For a creamier dish, add 3 to 4 tablespoons of cream to your palak panner.
To make vegan palak paneer, substitute the paneer for tofu.
Blanch your spinach before cooking it.
Adding cashews is optional, but it gives the palak paneer a creamier texture. You can use cream instead of cashews to achieve the same thicker texture.
Fresh baby spinach will always give your palak paneer the best flavor, but you can use frozen spinach if that's what you have on hand.
For an even quicker way to make palak paneer, you can cook it in an Instant Pot. Once everything has been sauteed, seal and cook the palak paneer on high for 1 minute, then do a quick release. Stir in the paneer, and serve.
What to Serve with Palak Paneer
How to Store Palak Paneer
Place palak paneer in an airtight container and store it in the fridge for up to 3 days. You can also freeze your palak paneer for up to 1 month.
Heat oil in a pan and fry the chilies, cashews, and spinach for 3 to 4 minutes, or until the spinach wilts. Let the mixture cool, then add ¼ cup of water and blend with an immersion blender.
Heat 1 tablespoon of oil with 1 tablespoon of butter or ghee in the same pan used to cook the spinach. Saute the cinnamon, cardamom pods, cloves, and cumin seeds. Once sizzling hot, add the onions and cook for several minutes until they begin to brown.
Stir in the ginger-garlic paste and cook for 1 to 2 minutes. Stir in the tomatoes and salt and cook until they begin to turn soft and break down.
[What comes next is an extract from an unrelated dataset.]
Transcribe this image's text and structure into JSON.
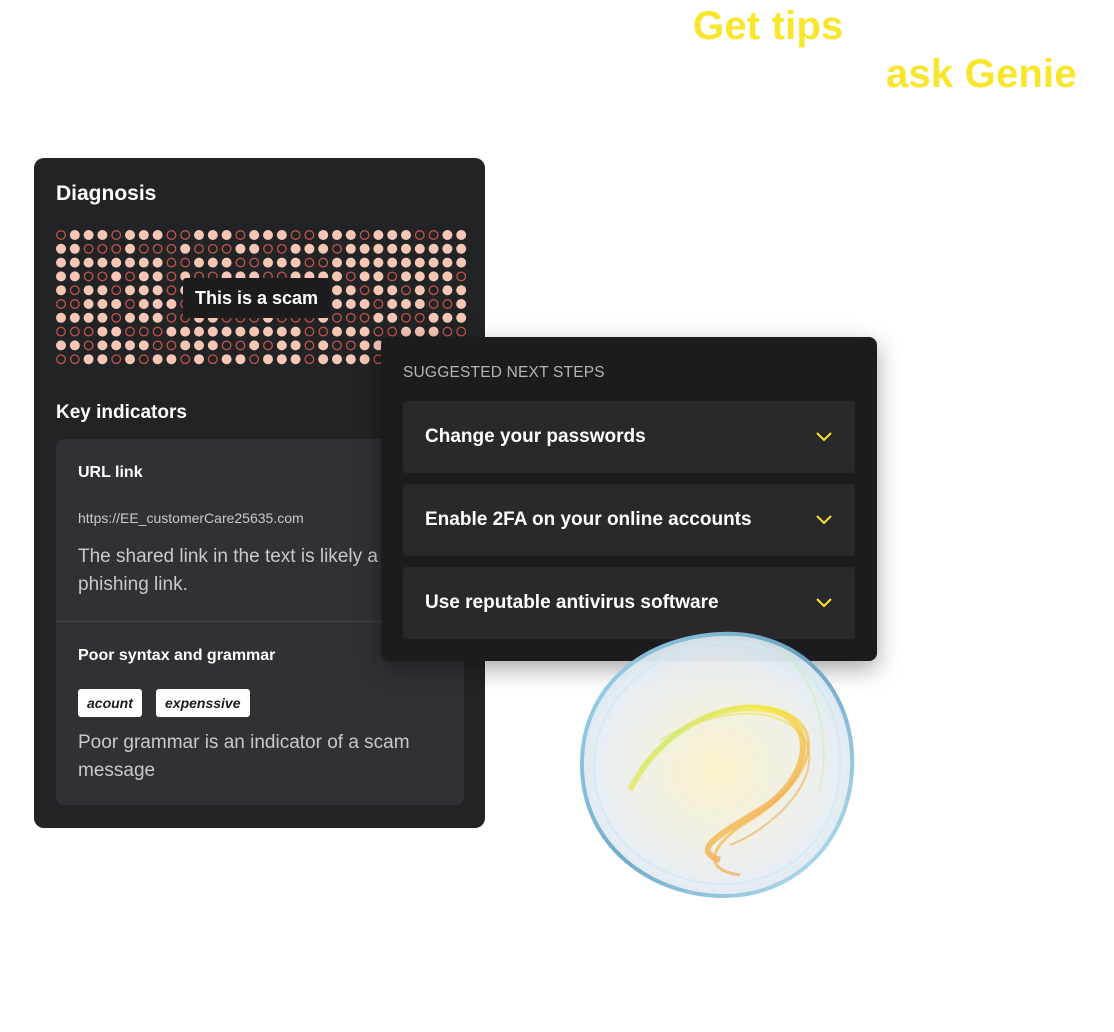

Stir in the garam masala and cook for another 2 minutes. Pour in ¾ cup water and cover the pan, cooking until the onions become soft.
Turn the heat down and stir in the fenugreek and pureed spinach. Let the mixture come to a bubble and cook for 2 to 3 minutes. Mix in the paneer, turn off the heat, then serve.
After washing the spinach, make sure to let it drain well. You can pat it dry if necessary. If you don't the dish will have a lot of excess moisture in it.